Oltre a Leone, vanno ricordati allora i nomi di Lino Aiello, Gianchi Stringa, Vito Manzari, come protagonisti di questa danza folle e forse perversa, così cattiva nei confronti del nostro pop: ed al solo Gianni possiamo dedicare ancora qualche scampolo di tempo. Il suo primo album solo dal titolo “Vero”, è in uscita sul nostro mercato; ascoltato, l’impressione è ancora quella data dal vecchio Balletto, ma oggi forse la rivoluzione sonora che questo musicista propone è più mediata e matura, preparata anche a sostenere il suo ruolo nell’ambito del nostro panorama musicale, cosa di cui il coraggio, le cacofonie vibranti, le paurose intuizioni del Balletto di Bronzo, non volevano minimamente preoccuparsi.
Maurizio Baiata
Tratto dal mensile “Best” – 1977
Molto interessante Maurizio…le figure di copertina sono tratte da un dagherrotipo ?

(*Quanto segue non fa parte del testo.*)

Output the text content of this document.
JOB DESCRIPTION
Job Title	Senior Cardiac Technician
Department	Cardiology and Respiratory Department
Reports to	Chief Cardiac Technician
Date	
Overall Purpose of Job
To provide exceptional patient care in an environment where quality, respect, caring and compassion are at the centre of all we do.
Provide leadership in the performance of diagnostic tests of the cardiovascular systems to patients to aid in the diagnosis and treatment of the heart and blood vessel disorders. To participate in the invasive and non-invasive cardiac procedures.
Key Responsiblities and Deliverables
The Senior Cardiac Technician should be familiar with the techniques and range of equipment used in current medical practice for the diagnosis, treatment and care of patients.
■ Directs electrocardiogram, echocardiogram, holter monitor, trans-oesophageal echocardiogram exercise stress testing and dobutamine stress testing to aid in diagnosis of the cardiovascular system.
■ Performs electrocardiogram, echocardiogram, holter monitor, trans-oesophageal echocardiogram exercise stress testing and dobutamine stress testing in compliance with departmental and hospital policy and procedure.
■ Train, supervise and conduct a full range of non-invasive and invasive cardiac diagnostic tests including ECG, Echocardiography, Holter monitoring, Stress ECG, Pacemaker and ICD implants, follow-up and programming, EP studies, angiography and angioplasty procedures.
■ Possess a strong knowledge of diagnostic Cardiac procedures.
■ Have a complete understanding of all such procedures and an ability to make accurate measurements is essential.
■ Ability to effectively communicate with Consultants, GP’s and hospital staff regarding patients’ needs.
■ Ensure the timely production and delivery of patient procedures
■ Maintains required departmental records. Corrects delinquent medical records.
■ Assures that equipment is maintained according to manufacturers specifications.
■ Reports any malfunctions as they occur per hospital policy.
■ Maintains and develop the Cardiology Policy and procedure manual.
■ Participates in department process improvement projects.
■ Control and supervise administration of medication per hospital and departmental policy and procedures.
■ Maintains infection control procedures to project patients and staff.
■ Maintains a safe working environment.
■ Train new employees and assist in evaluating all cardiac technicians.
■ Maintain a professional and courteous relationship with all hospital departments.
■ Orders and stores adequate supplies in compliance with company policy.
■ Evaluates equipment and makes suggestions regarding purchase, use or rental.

A mio fratello piacciono i Litfiba soprattutto i primi Litfiba quelli come accade in questi casi piu` autentici, sperimentali dell`Eneide di Krypton per intenderci.
Pensi di pubblicare niente su un gruppo anni `80 un poco particolare che ascolto ogni tanto i Cocteau Twins ?
Marco71.
Magnifici anni “70”! pur essendo piccoletta hanno inesorabilmente influenzato i percorsi successivi della mia vita e del mio approccio alla musica…un back ground marcato e deciso; grazie Maurizio per avermi fatto conoscere questo gruppo che tanto mi ha ricordato, per le atmosfere e i suoni, il Banco del Mutuo soccorso e complimenti per la scansione accurata che ne fai raccontandone la loro musica.